Use Mouse > Label > Bonds , then click on the NZ and OD atoms. Go to Graphics > Labels > Bonds, highlight your new distance, go to Graph, and click Graph. In this way, we can see in VMD without actually using gmx distance and xmgrace, how the distances between NZ and OD atoms fluctuate in the simulation. You can also keep in mind that the restraints were defined between NZ and CG, because there are two OD atoms, so this will change the resulting distances slightly.

We will now use the shell script (back on the cluster!) get_distances.sh via gmx distance, which will separate the trajectory into ALL frames, and write out the distance for each frame to the file summary_distances.dat.

To get a graphical output of summary_distances.dat, we need to switch to the local machine, and type:
python myplot.py see dist.png However, this is the same as the VMD graph, so we can skip it.

8. Performing the USMD
Now, we are using the pull simulation data, binning our newly acquired conf*.gro files into the umbrella windows. Change the path variables via vim setup.py and then then run python setup.py.
The output of the script tells us which frames will be used for which window, for example:

	0.1 1 conf4140.gro
	0.2 2 conf122.gro
	0.3 3 conf0.gro
	0.4 4 conf84.gro
	0.5 5 conf1366.gro
	0.6 6 conf1370.gro
	0.7 7 conf1395.gro
	0.8 8 conf1550.gro
	0.9 9 conf1562.gro

For the actual USMD, we will need to run 9 independent 1 ns simulations but we automate this in a job file. First, we need to fill the templates folder:

cp eq/*.itp templates/

cp eq/K_D.top templates/

cp eq/index.ndx templates/

Again, change the paths in the job files:

vim us.job (and vim analysis.job)

and then submit the job (it will take about 1h total):

qsub us.job

If we take another look at the us.mdp, no force to pull is used, while we are still using the pull_coord1_type = umbrella, as before. Instead, we hold each window in place.

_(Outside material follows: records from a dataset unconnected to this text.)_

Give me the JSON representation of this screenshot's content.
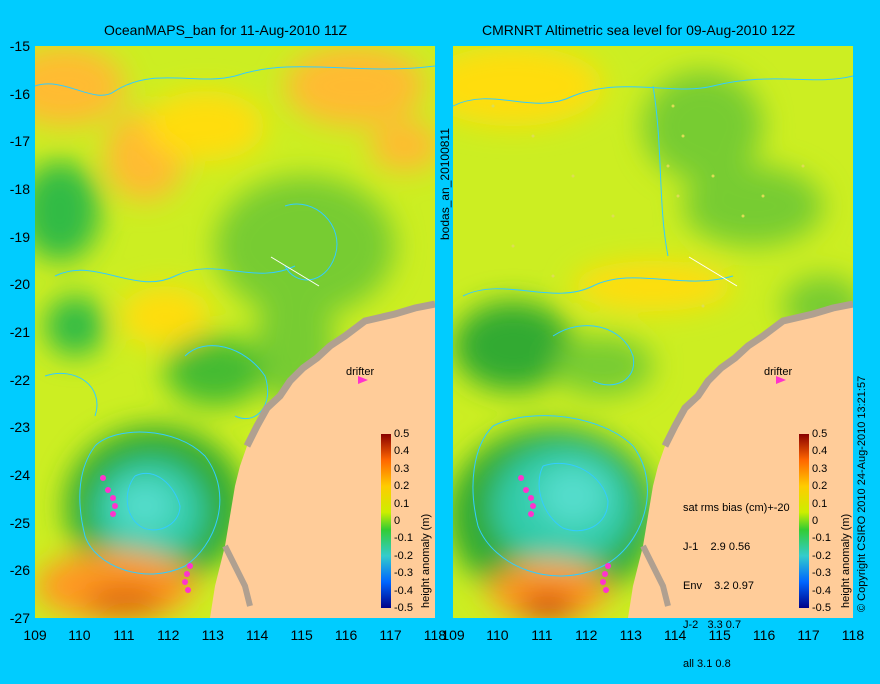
{
  "left_panel": {
    "title": "OceanMAPS_ban for 11-Aug-2010 11Z",
    "drifter_label": "drifter",
    "colorbar_label": "height anomaly (m)"
  },
  "right_panel": {
    "title": "CMRNRT Altimetric sea level  for 09-Aug-2010 12Z",
    "drifter_label": "drifter",
    "colorbar_label": "height anomaly (m)",
    "stats_header": "sat rms bias (cm)+-20",
    "stats_rows": [
      "J-1    2.9 0.56",
      "Env    3.2 0.97",
      "J-2   3.3 0.7",
      "all 3.1 0.8"
    ]
  },
  "side_label": "bodas_an_20100811",
  "copyright": "© Copyright CSIRO 2010   24-Aug-2010 13:21:57",
  "y_ticks": [
    "-15",
    "-16",
    "-17",
    "-18",
    "-19",
    "-20",
    "-21",
    "-22",
    "-23",
    "-24",
    "-25",
    "-26",
    "-27"
  ],
  "x_ticks_left": [
    "109",
    "110",
    "111",
    "112",
    "113",
    "114",
    "115",
    "116",
    "117",
    "118"
  ],
  "x_ticks_right": [
    "109",
    "110",
    "111",
    "112",
    "113",
    "114",
    "115",
    "116",
    "117",
    "118"
  ],
  "colorbar_ticks": [
    "0.5",
    "0.4",
    "0.3",
    "0.2",
    "0.1",
    "0",
    "-0.1",
    "-0.2",
    "-0.3",
    "-0.4",
    "-0.5"
  ],
  "colors": {
    "background": "#00ccff",
    "land": "#ffcc99",
    "coast_band": "#b0a090",
    "contour": "#33ccff",
    "drifter": "#ff33cc"
  }
}
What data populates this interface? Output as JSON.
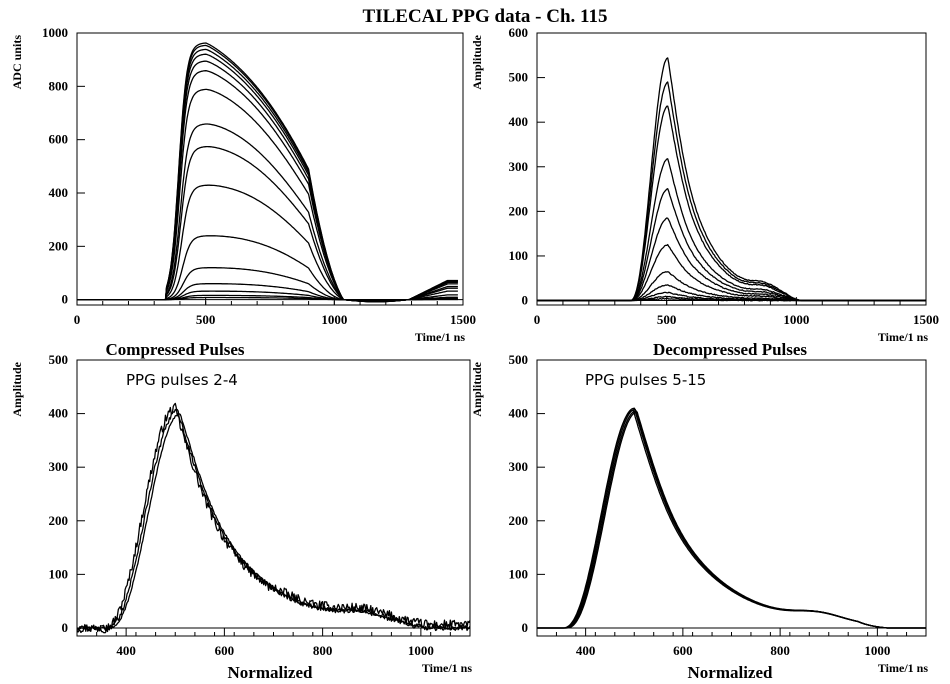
{
  "figure_title": "TILECAL PPG data - Ch. 115",
  "chart_data": [
    {
      "id": "p0",
      "type": "line",
      "title": "Compressed Pulses",
      "xlabel": "Time/1 ns",
      "ylabel": "ADC units",
      "xlim": [
        0,
        1500
      ],
      "ylim": [
        -20,
        1000
      ],
      "xticks": [
        0,
        500,
        1000,
        1500
      ],
      "yticks": [
        0,
        200,
        400,
        600,
        800,
        1000
      ],
      "series_amplitudes": [
        964,
        955,
        940,
        922,
        896,
        860,
        790,
        660,
        575,
        430,
        240,
        120,
        60,
        32,
        16,
        8
      ],
      "shape": "compressed pulse: rise from 350 ns, peak about 500 ns, fall to zero at 1030 ns, small negative dip around 1250 ns, rising tail to 1480 ns"
    },
    {
      "id": "p1",
      "type": "line",
      "title": "Decompressed Pulses",
      "xlabel": "Time/1 ns",
      "ylabel": "Amplitude",
      "xlim": [
        0,
        1500
      ],
      "ylim": [
        -10,
        600
      ],
      "xticks": [
        0,
        500,
        1000,
        1500
      ],
      "yticks": [
        0,
        100,
        200,
        300,
        400,
        500,
        600
      ],
      "series_amplitudes": [
        545,
        490,
        437,
        318,
        250,
        185,
        125,
        65,
        35,
        18,
        9,
        4
      ],
      "shape": "pulse: rise from 360 ns, peak about 505 ns, long tail with shoulder near 850 ns, zero by 1000 ns"
    },
    {
      "id": "p2",
      "type": "line",
      "title": "Normalized",
      "xlabel": "Time/1 ns",
      "ylabel": "Amplitude",
      "annotation": "PPG pulses 2-4",
      "xlim": [
        300,
        1100
      ],
      "ylim": [
        -15,
        500
      ],
      "xticks": [
        400,
        600,
        800,
        1000
      ],
      "yticks": [
        0,
        100,
        200,
        300,
        400,
        500
      ],
      "series": [
        {
          "peak": 410,
          "peak_time": 500,
          "noise": 9
        },
        {
          "peak": 405,
          "peak_time": 505,
          "noise": 5
        },
        {
          "peak": 400,
          "peak_time": 510,
          "noise": 2
        }
      ]
    },
    {
      "id": "p3",
      "type": "line",
      "title": "Normalized",
      "xlabel": "Time/1 ns",
      "ylabel": "Amplitude",
      "annotation": "PPG pulses 5-15",
      "xlim": [
        300,
        1100
      ],
      "ylim": [
        -15,
        500
      ],
      "xticks": [
        400,
        600,
        800,
        1000
      ],
      "yticks": [
        0,
        100,
        200,
        300,
        400,
        500
      ],
      "series": [
        {
          "peak": 410,
          "peak_time": 500,
          "noise": 0
        },
        {
          "peak": 408,
          "peak_time": 502,
          "noise": 0
        },
        {
          "peak": 405,
          "peak_time": 504,
          "noise": 0
        },
        {
          "peak": 403,
          "peak_time": 506,
          "noise": 0
        },
        {
          "peak": 406,
          "peak_time": 498,
          "noise": 0
        }
      ]
    }
  ]
}
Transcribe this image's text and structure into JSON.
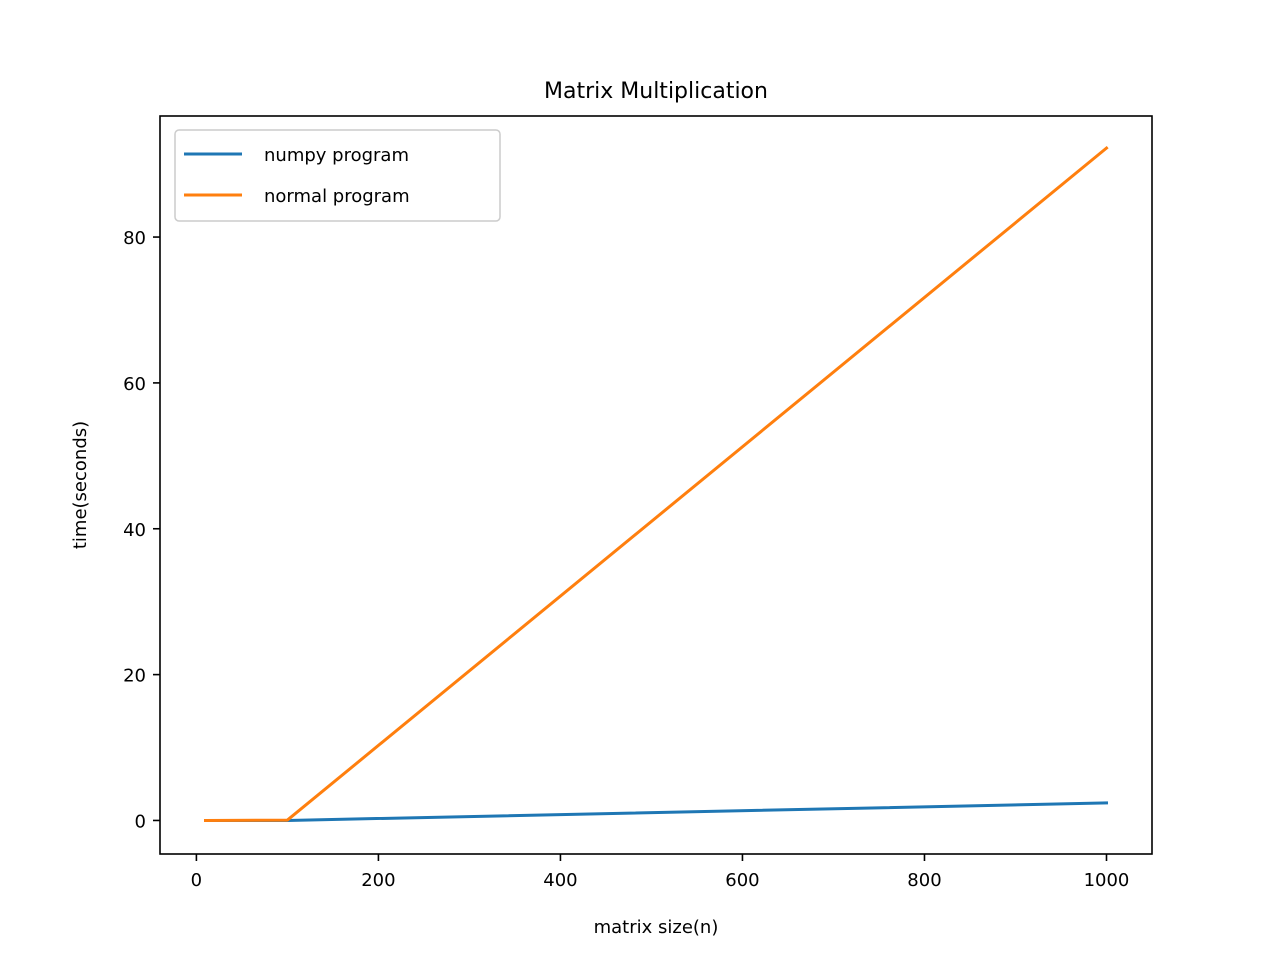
{
  "chart_data": {
    "type": "line",
    "title": "Matrix Multiplication",
    "xlabel": "matrix size(n)",
    "ylabel": "time(seconds)",
    "xlim": [
      -40,
      1050
    ],
    "ylim": [
      -4.6,
      96.6
    ],
    "xticks": [
      0,
      200,
      400,
      600,
      800,
      1000
    ],
    "yticks": [
      0,
      20,
      40,
      60,
      80
    ],
    "grid": false,
    "legend": "upper left",
    "series": [
      {
        "name": "numpy program",
        "color": "#1f77b4",
        "x": [
          10,
          100,
          1000
        ],
        "y": [
          0.0,
          0.0,
          2.4
        ]
      },
      {
        "name": "normal program",
        "color": "#ff7f0e",
        "x": [
          10,
          100,
          1000
        ],
        "y": [
          0.0,
          0.05,
          92.2
        ]
      }
    ]
  }
}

Once that is finished, we can run the analysis job:

qsub analysis.job

And visualize the results on your local machine using:

xmgrace -nxy histo.xvg xmgrace profile.xvg

The histogram shows us whether the restraints worked and if the overlap between windows is big enough. The energy profile shows the final result that is an approximation of the potential of mean force between Lysine and Aspartate.